Renato Zero Conferenza stampa “Alt” – Unico, rivoluzionario, libero, in prima linea da cinque decenni contro tutte le ipocrisie, innovatore, precursore, provocatore, attento come nessuno ad ogni tipo di minoranza e alla nostra interiorità. A tre anni dal doppio progetto di “Amo”, incentrato su tematiche più intime e riflessive, Renato Zero torna, forte di rinnovata passione e spirito di denuncia, ai grandi temi sociali e alle battaglie civili con “ALT”.

Il nuovo disco di Renato Zero è uscito venerdì 8 aprile, nei negozi tradizionali, in digital download e su tutte le piattaforme streaming. 14 brani inediti, dove trovano spazio i temi della fede, della violenza, dei giovani, del lavoro, del destino dell’arte, dell’amore in tutte le sue declinazioni, dell’ecologia, delle politiche d’accoglienza e dei nuclei affettivi. Tutti i brani dell’album, prodotto da Renato Zero e Danilo Madonia, sono stati scritti dall’artista romano insieme ad autori e compositori come Vincenzo Incenzo, Danilo Madonia, Maurizio Fabrizio, Phil Palmer, Valentina Parisse, Luca Chiaravalli, Mario Fanizzi e Valentina Siga. La cover dell’album e le foto contenute nel booklet sono state realizzate dal fotografo Roberto Rocco.

Renato Zero conferenza stampa Alt
Renato Zero conferenza stampa “Alt”

Durante la conferenza stampa di presentazione svolta il 7 aprile a Milano Renato Zero ha invitato i giovani a staccarsi dall’ossessione dei social network invitando tutti a vivere di più la vita reale, ad allontanarsi dalla solitudine che cresce sempre di più. “Sono strumenti che vanno presi con le molle, c’è tanta solitudine che degenera in depravazione” – ha dichiarato il cantautore romano. Una dichiarazione che ritorna al titolo dell’album: ALT, come invito a fermarsi un attimo, a riflettere su quello che si sta facendo, a tornare ad essere uomini veri.

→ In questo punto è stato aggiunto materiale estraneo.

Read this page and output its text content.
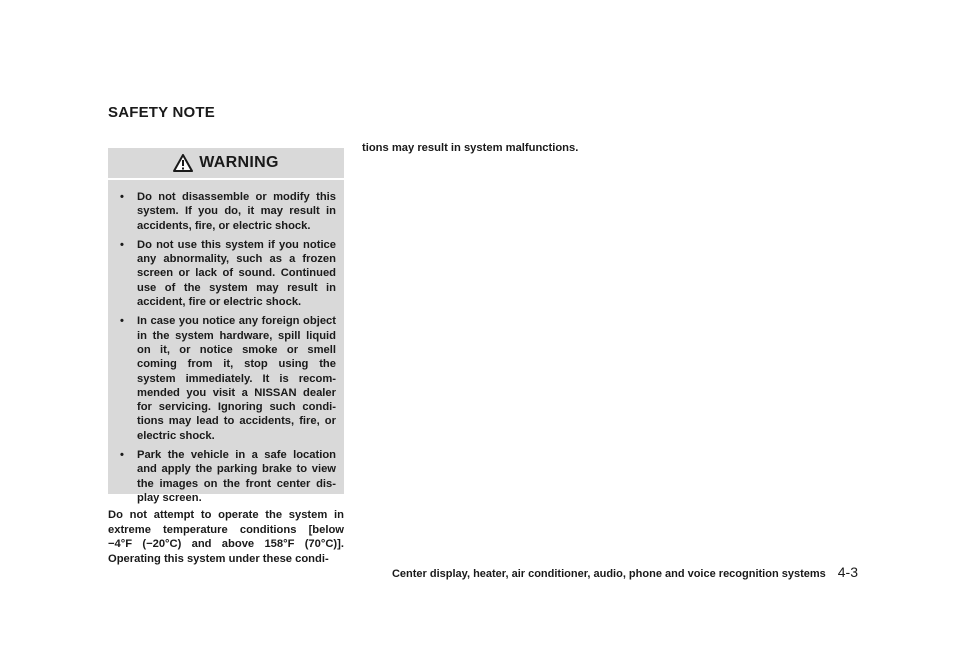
SAFETY NOTE
WARNING
• Do not disassemble or modify this system. If you do, it may result in accidents, fire, or electric shock.
• Do not use this system if you notice any abnormality, such as a frozen screen or lack of sound. Continued use of the system may result in accident, fire or electric shock.
• In case you notice any foreign object in the system hardware, spill liquid on it, or notice smoke or smell coming from it, stop using the system immediately. It is recom-mended you visit a NISSAN dealer for servicing. Ignoring such condi-tions may lead to accidents, fire, or electric shock.
• Park the vehicle in a safe location and apply the parking brake to view the images on the front center dis-play screen.

Do not attempt to operate the system in extreme temperature conditions [below −4°F (−20°C) and above 158°F (70°C)]. Operating this system under these condi-

tions may result in system malfunctions.

Center display, heater, air conditioner, audio, phone and voice recognition systems 4-3
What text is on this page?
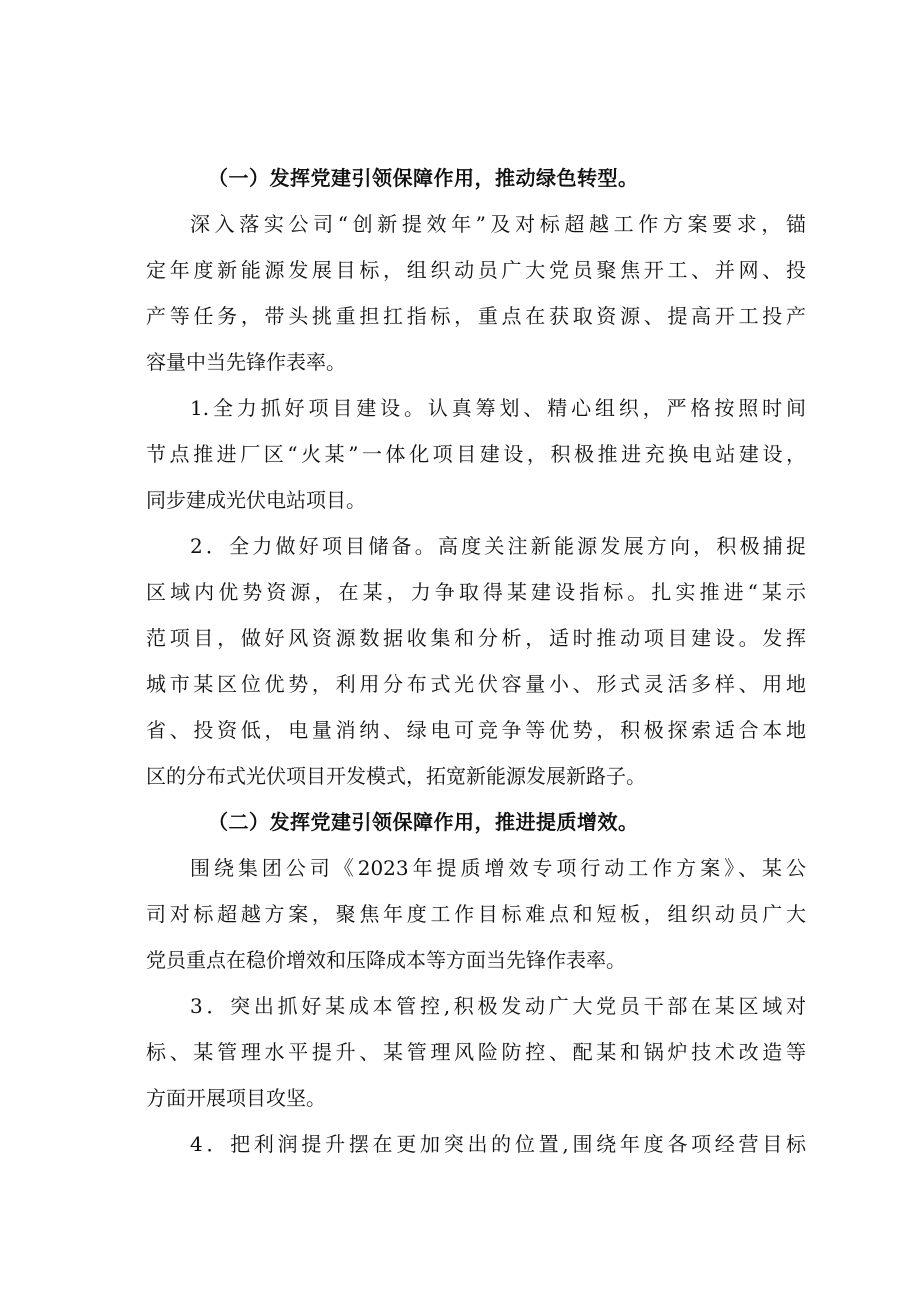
（一）发挥党建引领保障作用，推动绿色转型。

深入落实公司“创新提效年”及对标超越工作方案要求，锚
定年度新能源发展目标，组织动员广大党员聚焦开工、并网、投
产等任务，带头挑重担扛指标，重点在获取资源、提高开工投产
容量中当先锋作表率。

1.全力抓好项目建设。认真筹划、精心组织，严格按照时间
节点推进厂区“火某”一体化项目建设，积极推进充换电站建设，
同步建成光伏电站项目。

2．全力做好项目储备。高度关注新能源发展方向，积极捕捉
区域内优势资源，在某，力争取得某建设指标。扎实推进“某示
范项目，做好风资源数据收集和分析，适时推动项目建设。发挥
城市某区位优势，利用分布式光伏容量小、形式灵活多样、用地
省、投资低，电量消纳、绿电可竞争等优势，积极探索适合本地
区的分布式光伏项目开发模式，拓宽新能源发展新路子。

（二）发挥党建引领保障作用，推进提质增效。

围绕集团公司《2023年提质增效专项行动工作方案》、某公
司对标超越方案，聚焦年度工作目标难点和短板，组织动员广大
党员重点在稳价增效和压降成本等方面当先锋作表率。

3．突出抓好某成本管控,积极发动广大党员干部在某区域对
标、某管理水平提升、某管理风险防控、配某和锅炉技术改造等
方面开展项目攻坚。

4．把利润提升摆在更加突出的位置,围绕年度各项经营目标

E’ con queste parole che si  è rivolto ai giornalisti presenti in conferenza stampa: “Non mi arrendo. Dovrete sopportare la mia scelleratezza e il mio modo di combattere una discografia che non considera l’essere umano ma preferisce robot che portano a casa denari. Non chiamatela più leggera, questa musica, e salvatela cercando di dialogare con Internet, con questi arcipelaghi che stanno disperdendo le nostre forze, la nostra semina. La sofferenza è un’amica eccezionale e anche se la rifuggiamo è madre della crescita, della saggezza, madre della sopportazione e della rivoluzione. E questo disco vuole rivolgersi a quelli che non si rassegnano al tempo e all’Isis“.

E riguardo al suo ritorno all’Arena di Verona ha detto: “Sono felice di essere ancora in pista. Sono emozionato e mi tremano le gambe come un bambino. È dal 1998 che non mi esibisco all’Arena di Verona, e lì ho lasciato splendidi ricordi. I concerti di giugno (il 1 e 2 giugno) saranno l’occasione perfetta per far ascoltare dal vivo il mio nuovo progetto discografico. Ci tengo particolarmente. E poi il Veneto, è una delle regioni che ha creduto in me sin dall’inizio, quando non ero nessuno e tutti mi insultavano”. Sul suo nuovo disco ha dichiarato: “Con questo album mi sono inventato il mestiere del sollecitatore. Mi piace stimolare interventi della gente, di chi ha voce esile, di chi non ha raccomandazioni. Questa nostro paese ha svenduto praticamente tutto e i politici non fanno nulla per produrre esempi che ci confortano. Sentivo la necessità di un contatto, in un momento in cui abbiamo tutti bisogno di accarezzarci e rassicurarci. La canzone è un atto d’amore, una forma alta di coinvolgere gli altri in un sentire, in un momento magico”.